According to Don Syme's post everything before the while is Isolated so the StreamWriter and the database dump are Isolated. But because I need this, I never close my database connection... ?
The code looks something like:
let dumpToDatabase databaseName =
//opens databse connection
fun tweet -> inserts tweet in database
type Agent<'T> = MailboxProcessor<'T>
let agentDump =
Agent.Start(fun (inbox: MailboxProcessor<string>) ->
async{
use w2 = new StreamWriter(#"\Errors.txt")
let dumpError =fun (error:string) -> w2.WriteLine( error )
let dumpTweet = dumpToDatabase "stream"
while true do
let! msg = inbox.Receive()
try
let tw = decode msg
dumpTweet tw
with
| :? MySql.Data.MySqlClient.MySqlException as ex ->
dumpError (msg+ex.ToString() )
| _ as ex -> ()
}
)
let filter_url = "http://stream.twitter.com/1/statuses/filter.json"
let parameters = "track=RT&"
let stream_url = filter_url
let stream = twitterStream MyCredentials stream_url parameters
while true do
agentDump.Post(stream.ReadLine())
Thanks a lot !
Edit of code with processor agent:
let dumpToDatabase (tweets:tweet list)=
bulk insert of tweets in database
let agentProcessor =
Agent.Start(fun (inbox: MailboxProcessor<string list>) ->
async{
while true do
let! msg = inbox.Receive()
try
msg
|> List.map(decode)
|> dumpToDatabase
with
| _ as ex -> Console.WriteLine("Processor "+ex.ToString()))
}
)
let agentDump =
Agent.Start(fun (inbox: MailboxProcessor<string>) ->
let rec loop messageList count = async{
try
let! newMsg = inbox.Receive()
let newMsgList = newMsg::messageList
if count = 10 then
agentProcessor.Post( newMsgList )
return! loop [] 0
else
return! loop newMsgList (count+1)
with
| _ as ex -> Console.WriteLine("Dump "+ex.ToString())
}
loop [] 0)
let filter_url = "http://stream.twitter.com/1/statuses/filter.json"
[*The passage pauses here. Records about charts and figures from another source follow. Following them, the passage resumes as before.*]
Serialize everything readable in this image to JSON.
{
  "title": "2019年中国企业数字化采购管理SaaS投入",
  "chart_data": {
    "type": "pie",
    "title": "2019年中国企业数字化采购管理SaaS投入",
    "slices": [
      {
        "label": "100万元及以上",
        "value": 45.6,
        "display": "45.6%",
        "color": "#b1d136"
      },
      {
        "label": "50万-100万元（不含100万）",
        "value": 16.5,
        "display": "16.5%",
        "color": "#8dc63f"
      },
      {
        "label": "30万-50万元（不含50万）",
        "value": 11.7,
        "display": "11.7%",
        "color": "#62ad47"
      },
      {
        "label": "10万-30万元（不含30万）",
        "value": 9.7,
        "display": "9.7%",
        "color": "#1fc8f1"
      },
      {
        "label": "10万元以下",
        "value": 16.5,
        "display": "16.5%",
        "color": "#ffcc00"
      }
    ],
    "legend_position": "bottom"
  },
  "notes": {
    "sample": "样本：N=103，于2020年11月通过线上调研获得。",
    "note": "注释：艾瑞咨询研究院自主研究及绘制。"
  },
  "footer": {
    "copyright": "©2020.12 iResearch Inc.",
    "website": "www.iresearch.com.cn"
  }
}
let parameters = "track=RT&"
let stream_url = filter_url
let stream = twitterStream MyCredentials stream_url parameters
while true do
agentDump.Post(stream.ReadLine())
I think that the best way to describe agent is that it is is a running process that keeps some state and can communicate with other agents (or web pages or database). When writing agent-based application, you can often use multiple agents that send messages to each other.
I think that the idea to create an agent that reads tweets from the web and stores them in a database is a good choice (though you could also keep the tweets in memory as the state of the agent).
I wouldn't keep the database connection open all the time - MSSQL (and MySQL likely too) implements connection pooling, so it will not close the connection automatically when you release it. This means that it is safer and similarly efficient to reopen the connection each time you need to write data to the database.
Unless you expect to receive a large number of error messages, I would probably do the same for file stream as well (when writing, you can open it, so that new content is added to the end).
The way queue of F# agents work is that it processes messages one by one (in your example, you're waiting for a message using inbox.Receive(). When the queue contains multiple messages, you'll get them one by one (in a loop).
If you wanted to process multiple messages at once, you could write an agent that waits for, say, 10 messages and then sends them as a list to another agent (which would then perform bulk-processing).
You can also specify timeout parameter to the Receive method, so you could wait for at most 10 messages as long as they all arrive within one second - this way, you can quite elegantly implement bulk processing that doesn't hold messages for a long time.